La aldea en que nací no es mi aldea. Ya no queda allí casi nada de lo que una vez significó algo para uno. Si los lugares son espacios cargados de tiempo, allí sólo me quedan los nombres. Mi aldea es un rosario de topónimos. La mina (de agua) de la Veigalonga, el puente del San Martiño, la cuesta del Pino Manso, el camino de As Maravillas, el molino de A Mañisca, la fuente del Bacelo en el camino del río… Una letanía para invocar lo perdido. El poyo en el que se sentaba mi abuelo las tardes de los domingos a contar los coches que pasaban, el cerezo en el que me encaramaba tantas horas en días como éstos, el descampado de los partidos de fútbol interminables, la piedra desde la que mi padre se tiraba de cabeza al río, el frutal de las claudias, la poza donde se lavaban las tripas del cerdo el día de la matanza, el manzano de San Juan bajo el que mi madre cosía en verano, la pila de piedra donde mi abuela preparaba el sulfato para las viñas y donde me partí el labio superior imitando una escena de una película de Joselito. Mi aldea solo existe cuando la recuerdo. Es un lugar de la memoria, un eco en el pozo del tiempo, un zurcido de significados. Una película que sólo se proyecta en mi intimidad. Una red invisible que sostiene lo que queda de mi infancia. La única patria que cuenta. A la hora de la verdad. Por eso necesitamos la filosofía. Tenía razón Novalis: La filosofía, en realidad, no es más que añoranza; es la necesidad de sentirnos en casa en todas partes.
Tal vez en el principio
el tiempo y lo visible,
inseparables hacedores de la distancia,
llegaron juntos
borrachos
golpeando la puerta
justo antes de amanecer.
Con las primeras luces pasó su embriaguez,
y tras contemplar el día,
hablaron
de la lejanía, del pasado, de lo invisible.

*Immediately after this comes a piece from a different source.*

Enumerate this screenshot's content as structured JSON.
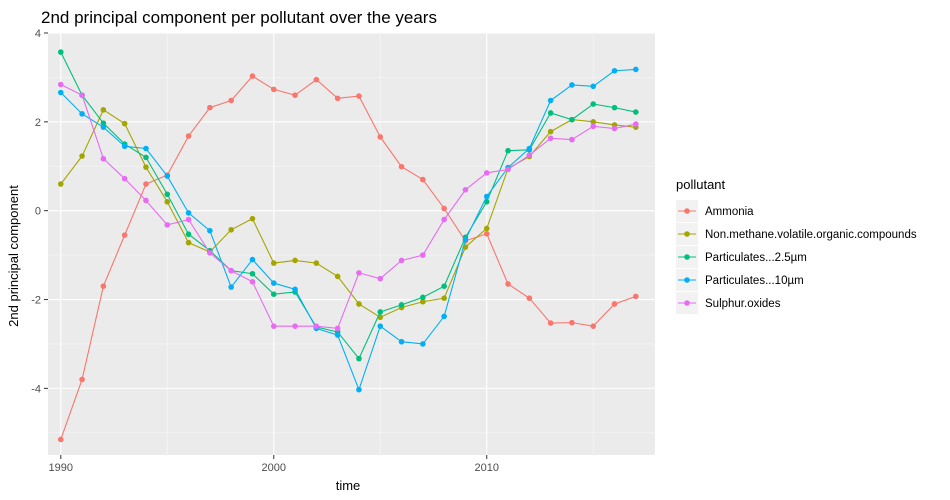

Hablaron de los horizontes
que rodean todo
lo que todavía no ha desaparecido.
Escribió John Berger en Y nuestros rostros, mi vida, breves como fotos.
Cuando en las calles vacías de Luzzara, después de comer, se oye el paso de las chancletas de una mujer que va a tomar un helado, hasta los oídos más distraídos se aguzan y los ojos ven a través de las paredes las hermosas piernas salidas de un baño casero en tinaja. Me siento en un sillón de mimbres frente a casa y hago las verificaciones de la vejez: ¿no sería mejor dejar que los ojos lo hagan todo? Tal vez sí, porque hay alguien, al que seguimos siempre como criados, que dispone las cosas de modo que a los cincuenta años tengan un perfil y a los sesenta otro.
Escribió Cesare Zavattini en su Diario de cine y vida el 25 de agosto de 1956 evocando la felicidad –así titula la entrada- de los días 5, 6 y 7 de julio que había pasado en su pueblo, en Luzzara. Un Diario que se abre en 1940 con esta entrada:
Una película que quisiera hacer: “Mi pueblo”. Un operador, un electricista, un obrero, el ayudante de dirección y yo. Vivimos allí cuatro o cinco meses. Se gasta poco, sólo en película. ¿Y la trama, el espectáculo? No tengo, todo me parece polvo ante esos cuatro o cinco meses en mi tierra, rodeado de una cincuentena de niños a los que puedo decir en dialecto: “Ver la boca da peu” (abre más la boca).
Más de una vez en estos últimos diez años me he preguntado qué película haría yo con “Mi aldea”. Y más de una vez me he respondido que de fantasmas.